Figure 3. Phylogenetic tree of the severe acute respiratory syndrome coronavirus 2 (SARS-CoV-2) genomic sequences collected in the State of Victoria, Australia. The clusters are colored according to Pangolin annotation. The black tips represent the consensus sequences derived from the next-generation sequencing (NGS) data.

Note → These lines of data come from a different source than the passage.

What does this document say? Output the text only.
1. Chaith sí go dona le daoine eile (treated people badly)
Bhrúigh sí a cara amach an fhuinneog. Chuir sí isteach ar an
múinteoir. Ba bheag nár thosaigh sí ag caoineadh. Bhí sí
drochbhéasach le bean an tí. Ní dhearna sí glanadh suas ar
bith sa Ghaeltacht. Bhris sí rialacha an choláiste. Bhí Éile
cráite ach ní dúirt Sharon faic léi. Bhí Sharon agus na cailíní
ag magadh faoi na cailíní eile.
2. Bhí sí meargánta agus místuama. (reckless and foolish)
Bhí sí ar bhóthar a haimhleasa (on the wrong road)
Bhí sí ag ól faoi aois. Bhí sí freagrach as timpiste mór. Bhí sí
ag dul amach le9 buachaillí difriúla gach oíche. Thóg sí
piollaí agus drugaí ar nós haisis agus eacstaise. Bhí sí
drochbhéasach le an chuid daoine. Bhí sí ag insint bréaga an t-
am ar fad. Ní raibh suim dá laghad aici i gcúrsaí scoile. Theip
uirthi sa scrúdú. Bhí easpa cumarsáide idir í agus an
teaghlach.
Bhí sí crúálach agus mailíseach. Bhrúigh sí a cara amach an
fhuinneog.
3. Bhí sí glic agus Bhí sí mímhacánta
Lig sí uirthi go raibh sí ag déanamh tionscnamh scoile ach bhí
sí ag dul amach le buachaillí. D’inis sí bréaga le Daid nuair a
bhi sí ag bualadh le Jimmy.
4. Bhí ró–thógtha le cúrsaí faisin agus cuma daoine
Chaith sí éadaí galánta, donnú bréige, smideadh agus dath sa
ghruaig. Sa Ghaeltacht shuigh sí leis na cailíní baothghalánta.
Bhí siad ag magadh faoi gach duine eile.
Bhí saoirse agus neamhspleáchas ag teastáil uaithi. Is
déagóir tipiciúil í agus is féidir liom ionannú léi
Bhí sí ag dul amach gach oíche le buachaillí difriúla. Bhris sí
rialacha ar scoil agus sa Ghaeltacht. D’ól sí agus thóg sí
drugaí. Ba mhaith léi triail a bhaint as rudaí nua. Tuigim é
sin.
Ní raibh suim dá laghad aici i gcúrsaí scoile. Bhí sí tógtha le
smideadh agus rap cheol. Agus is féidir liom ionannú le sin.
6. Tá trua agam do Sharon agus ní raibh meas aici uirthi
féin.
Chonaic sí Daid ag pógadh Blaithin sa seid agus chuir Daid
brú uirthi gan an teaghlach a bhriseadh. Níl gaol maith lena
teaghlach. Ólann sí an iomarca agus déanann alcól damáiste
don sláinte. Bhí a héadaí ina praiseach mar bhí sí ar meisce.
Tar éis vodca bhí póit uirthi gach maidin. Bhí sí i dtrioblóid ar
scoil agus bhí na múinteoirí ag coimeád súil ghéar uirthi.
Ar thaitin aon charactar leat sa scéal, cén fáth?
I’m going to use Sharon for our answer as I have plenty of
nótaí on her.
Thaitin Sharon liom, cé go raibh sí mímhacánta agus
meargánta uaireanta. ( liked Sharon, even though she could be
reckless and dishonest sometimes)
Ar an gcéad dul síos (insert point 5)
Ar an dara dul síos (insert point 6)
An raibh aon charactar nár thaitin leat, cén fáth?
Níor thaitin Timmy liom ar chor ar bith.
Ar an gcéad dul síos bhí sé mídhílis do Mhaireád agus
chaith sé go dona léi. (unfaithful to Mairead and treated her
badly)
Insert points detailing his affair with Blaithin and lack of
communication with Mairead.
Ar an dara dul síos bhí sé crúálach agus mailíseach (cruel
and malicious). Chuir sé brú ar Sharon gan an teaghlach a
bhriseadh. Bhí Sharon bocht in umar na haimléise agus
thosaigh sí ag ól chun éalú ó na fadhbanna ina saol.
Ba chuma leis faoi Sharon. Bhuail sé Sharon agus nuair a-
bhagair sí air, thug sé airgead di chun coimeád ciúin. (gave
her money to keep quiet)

The variants that were exclusive to one of the largest clades, were preferentially observed in the same Pangolin lineage or in a sister lineage. For example, among the Early group variants, the T9223C, T9476A and T9477C mutations of ORF1a were observed exclusively among samples of Pangolin lineage B.2.2.2. While variant T14805C of ORF1b and T11083G of ORF1a were identified in lineage B.2 and derivative sublineage B.2.4. Interestingly, the G3464T ORF1a and G24933T S variants were observed in the B.1 lineage at intra-host frequencies below 20% and at frequencies close to 40% in one sample from B.1.13 lineage (Figure S5).

4. Discussion

4.1. Diversity of SARS-CoV-2 iSNVs

Our analysis showed that a significant percentage of the SARS-CoV-2 sequences of the S, N and ORF1 genes bore evidence of quasispecies diversity. This result corroborates previous studies that showed intra-host variability during epidemic outbreaks of SARS-CoV [24,25,26,27], MERS-CoV [28,29,30,31] and more recently SARS-CoV-2 [52,53,54,55]. The median number of iSNVs per patient estimated in our study was low in contrast to previous studies in which a high number of minority variants were estimated per sample [52,53,54,55]. However, our results were consistent with an extensive analysis of the available NGS data for SARS-CoV-2 from the NBCI [53]. We believe that these differences are due to sequencing strategies, bioinformatics pipelines and filtering criteria that can lead to this type of discrepancy [56]. Here, we opted for a conservative approach where only iSNVs identified using two different strategies were selected.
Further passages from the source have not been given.